The Syrian regime army on Saturday declared a 48-hour ceasefire in the southern city of Daraa as two separate peace talk initiatives scheduled for July take shape.
The army's general command said in a statement that the ceasefire went into effect at noon "in support of local reconciliation efforts".
The announcement was made on the same day that the United Nations said it wanted to begin a new round of peace talks between factions in the conflict on July 10 in Geneva.
Russia also said it hoped to hold talks in Kazakhstan's capital Astana on July 4-5.
The office of United Nations special mediator for Syria, Staffan de Mistura, said in a statement that he wants to convene a seventh round of peace talks in July followed by further talks in August and September, Reuters reported.
The UN has mediated peace talks between the Syrian regime and rebel delegations for several years to little avail. A parallel peace process involving Russia, Iran and rebel supporter Turkey agreed in May to establish four safe zones across Syria where flights would be banned and aid deliveries ensured.
Daraa, popularly known as the cradle of the revolution, is among the areas included in a plan for "de-escalation zones". Under the deals, rebels who surrender are generally offered safe passage to opposition-held territory elsewhere in the country.
The opposition has criticised the deals as a "starve or surrender" tactic, saying they are forced into the deals after intense bombardments and devastating sieges.
Daraa has witnessed heavy clashes in recent weeks with civilians caught in fighting and regime bombardments. Rebels control around 60 percent of the city, and the province is one of the last remaining bastions of opposition forces in the country.
The Syrian Observatory for Human Rights, a Britain-based monitor of the war, reported a cautious calm in the hours after the truce was announced.
There was no immediate official confirmation that the opposition agreed to the truce but the quiet in the aftermath of the announcement suggested hostilities had halted on both sides.
The US State Department said "we welcome any initiative to reduce tensions and violence in southern Syria" and urged Damascus "to live up to its own stated commitment during this ceasefire initiative".

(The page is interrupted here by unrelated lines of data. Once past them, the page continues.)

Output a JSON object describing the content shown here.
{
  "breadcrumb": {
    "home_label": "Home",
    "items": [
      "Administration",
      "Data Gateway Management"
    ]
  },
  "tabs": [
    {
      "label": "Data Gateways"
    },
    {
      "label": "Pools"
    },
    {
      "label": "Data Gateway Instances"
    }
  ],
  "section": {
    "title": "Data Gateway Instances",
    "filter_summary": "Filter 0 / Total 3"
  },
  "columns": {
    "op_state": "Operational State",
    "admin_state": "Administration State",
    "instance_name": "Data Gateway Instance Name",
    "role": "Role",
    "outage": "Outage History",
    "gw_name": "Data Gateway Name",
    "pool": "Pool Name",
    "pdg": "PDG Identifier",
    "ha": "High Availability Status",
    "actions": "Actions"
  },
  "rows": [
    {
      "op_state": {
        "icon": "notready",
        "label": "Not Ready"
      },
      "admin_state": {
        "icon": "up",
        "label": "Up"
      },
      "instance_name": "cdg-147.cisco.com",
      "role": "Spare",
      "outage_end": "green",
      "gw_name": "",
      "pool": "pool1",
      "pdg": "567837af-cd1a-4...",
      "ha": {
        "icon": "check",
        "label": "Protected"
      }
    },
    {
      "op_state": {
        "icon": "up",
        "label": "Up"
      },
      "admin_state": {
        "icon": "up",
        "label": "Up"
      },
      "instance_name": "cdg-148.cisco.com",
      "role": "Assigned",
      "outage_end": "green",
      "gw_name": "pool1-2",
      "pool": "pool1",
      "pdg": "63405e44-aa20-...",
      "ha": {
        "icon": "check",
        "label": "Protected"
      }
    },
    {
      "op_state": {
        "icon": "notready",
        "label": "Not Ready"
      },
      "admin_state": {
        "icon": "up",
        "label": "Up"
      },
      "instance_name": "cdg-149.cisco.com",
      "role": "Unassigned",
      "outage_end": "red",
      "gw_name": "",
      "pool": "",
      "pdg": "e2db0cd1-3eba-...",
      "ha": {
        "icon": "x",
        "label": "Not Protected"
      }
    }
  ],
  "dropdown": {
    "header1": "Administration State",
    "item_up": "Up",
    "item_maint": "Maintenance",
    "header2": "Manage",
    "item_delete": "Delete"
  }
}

"The opposition should similarly halt attacks to allow the ceasefire to endure, and hopefully be extended," the statement added.
Daraa saw some of the earliest demonstrations against the Assad family's four-decade rule in 2011.
A violent crackdown by Bashar al-Assad's regime and the rise of an armed insurgency eventually plunged the country into civil war.
The six-year conflict has displaced half of Syria's population and claimed some 400,000 lives.